The aggregate purchase price for the PIPE Shares and Warrant (collectively, the “Securities”) sold in the Private
Placement was approximately $6 million.
The Company expects the Private Placement to close on or
about August 15, 2022, subject to the satisfaction of customary closing conditions. The Company intends to use the net proceeds from
the Private Placement for working capital purposes.
The Purchase Agreement includes representations,
warranties, and covenants customary for a transaction of this type. In addition, the Company agreed to indemnify Acuitas from liabilities
relating to the Company’s breach of any of the representations, warranties and covenants in the Purchase Agreement. The Securities
were sold pursuant to the exemption provided by Section 4(a)(2) of the Securities Act of 1933, as amended (the “Securities Act”),
and Regulation D promulgated thereunder.
Upon the closing of the Purchase Agreement,
the Company and Acuitas will amend and restate that certain Registration Rights Agreement, dated as of June 10, 2021, by and between the
Company and Acuitas (the “Existing Registration Rights Agreement”), to amend the definition of “Registrable Securities”
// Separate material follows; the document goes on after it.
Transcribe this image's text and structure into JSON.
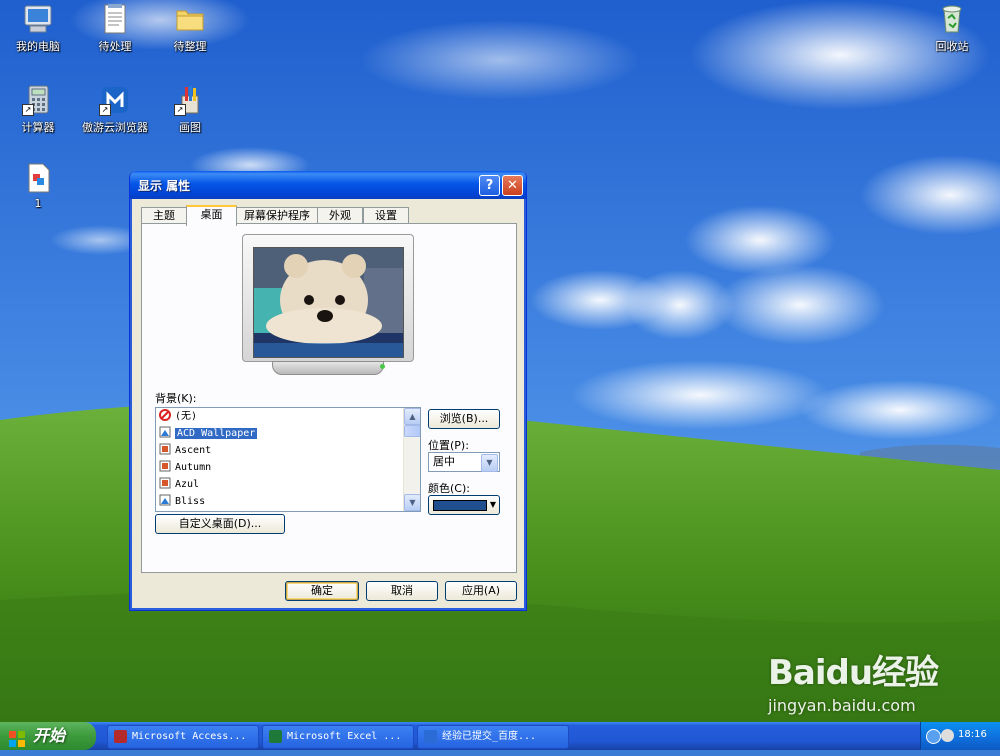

in the Existing Registration Rights Agreement to include the PIPE Shares and the Warrant Shares as Registrable Securities thereunder.
Oppenheimer & Co. Inc. (“Oppenheimer”)
served as sole placement agent with respect to the Private Placement. The Company has agreed to pay Oppenheimer a cash fee equal to 3.0%
of the gross proceeds raised in the Private Placement.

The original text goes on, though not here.